Sun Hang, Wang Yan, Sun Minghao, Ke Xindi, Li Changcan, Jin Bao, Pang Mingchang, Wang Yanan, Jiang Shangze, Du Liwei, Du Shunda, Zhong Shouxian, Zhao Haitao, Pang Yuan, Sun Yongliang, Yang Zhiying, Yang Huayu, Mao Yilei
Department of Liver Surgery, Peking Union Medical College (PUMC) Hospital, Peking Union Medical College (PUMC) & Chinese Academy of Medical Sciences (CAMS), Beijing, 100730, China; Liver Transplantation Center, National Clinical Research Center for Digestive Diseases, Beijing Friendship Hospital, Capital Medical University, Beijing, 100730, China.
Eight-year MD Program, Chinese Academy of Medical Sciences and Peking Union Medical College, Beijing, 100730, China.
J Adv Res. 2024 Sep 14. doi: 10.1016/j.jare.2024.09.011.

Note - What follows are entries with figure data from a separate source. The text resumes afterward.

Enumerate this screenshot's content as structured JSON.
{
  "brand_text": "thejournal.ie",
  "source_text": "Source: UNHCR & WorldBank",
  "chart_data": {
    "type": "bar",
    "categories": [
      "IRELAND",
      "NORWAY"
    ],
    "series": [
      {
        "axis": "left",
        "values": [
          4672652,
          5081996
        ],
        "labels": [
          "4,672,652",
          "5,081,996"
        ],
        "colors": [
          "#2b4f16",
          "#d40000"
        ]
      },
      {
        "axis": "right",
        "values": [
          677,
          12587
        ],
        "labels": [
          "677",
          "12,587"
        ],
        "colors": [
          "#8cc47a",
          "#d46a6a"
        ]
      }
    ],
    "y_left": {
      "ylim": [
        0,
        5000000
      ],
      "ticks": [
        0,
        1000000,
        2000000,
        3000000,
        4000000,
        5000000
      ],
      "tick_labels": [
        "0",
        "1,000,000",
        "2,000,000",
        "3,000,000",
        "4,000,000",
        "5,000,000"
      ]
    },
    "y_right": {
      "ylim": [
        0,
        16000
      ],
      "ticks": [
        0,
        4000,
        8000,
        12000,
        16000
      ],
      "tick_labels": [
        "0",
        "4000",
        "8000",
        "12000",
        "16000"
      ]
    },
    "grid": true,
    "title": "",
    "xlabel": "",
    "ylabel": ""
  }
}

Pancreatic cancer (PC) remains a challenging malignancy, and adjuvant chemotherapy is critical in improving patient survival post-surgery. However, the intrinsic heterogeneity of PC necessitates personalized treatment strategies, highlighting the need for reliable preclinical models.
This study aimed to develop novel patient-derived preclinical PC models using three-dimensional bioprinting (3DP) technology.
Patient-derived PC models were established using 3DP technology. Genomic and histological analyses were performed to characterize these models and compare them with corresponding patient tissues. Chemotherapeutic drug sensitivity tests were conducted on the PC 3DP models, and correlations with clinical outcomes were analyzed.
The study successfully established PC 3DP models with a modeling success rate of 86.96%. These models preserved genomic and histological features consistent with patient tissues. Drug sensitivity testing revealed significant heterogeneity among PC 3DP models, mirroring clinical variability, and potential correlations with clinical outcomes.
The PC 3DP models demonstrated their utility as reliable preclinical tools, retaining key genomic and histological characteristics. Importantly, drug sensitivity profiles in these models showed potential correlations with clinical outcomes, indicating their promise in customizing treatment strategies and predicting patient prognoses. Further validation with larger patient cohorts is warranted to confirm their potential clinical utility.
胰腺癌(PC)仍然是一种具有挑战性的恶性肿瘤,辅助化疗对于提高患者术后生存率至关重要。然而,胰腺癌的内在异质性需要个性化的治疗策略,这凸显了对可靠的临床前模型的需求。
本研究旨在利用三维生物打印(3DP)技术开发新型的患者来源的临床前胰腺癌模型。
使用3DP技术建立患者来源的胰腺癌模型。进行基因组和组织学分析以表征这些模型,并将它们与相应的患者组织进行比较。对胰腺癌3DP模型进行化疗药物敏感性测试,并分析与临床结果的相关性。
该研究成功建立了胰腺癌3DP模型,建模成功率为86.96%。这些模型保留了与患者组织一致的基因组和组织学特征。药物敏感性测试显示胰腺癌3DP模型之间存在显著异质性,反映了临床变异性以及与临床结果的潜在相关性。
胰腺癌3DP模型证明了其作为可靠的临床前工具的实用性,保留了关键的基因组和组织学特征。重要的是,这些模型中的药物敏感性概况显示出与临床结果的潜在相关性,表明它们在定制治疗策略和预测患者预后方面的前景。需要更大的患者队列进行进一步验证,以确认其潜在的临床实用性。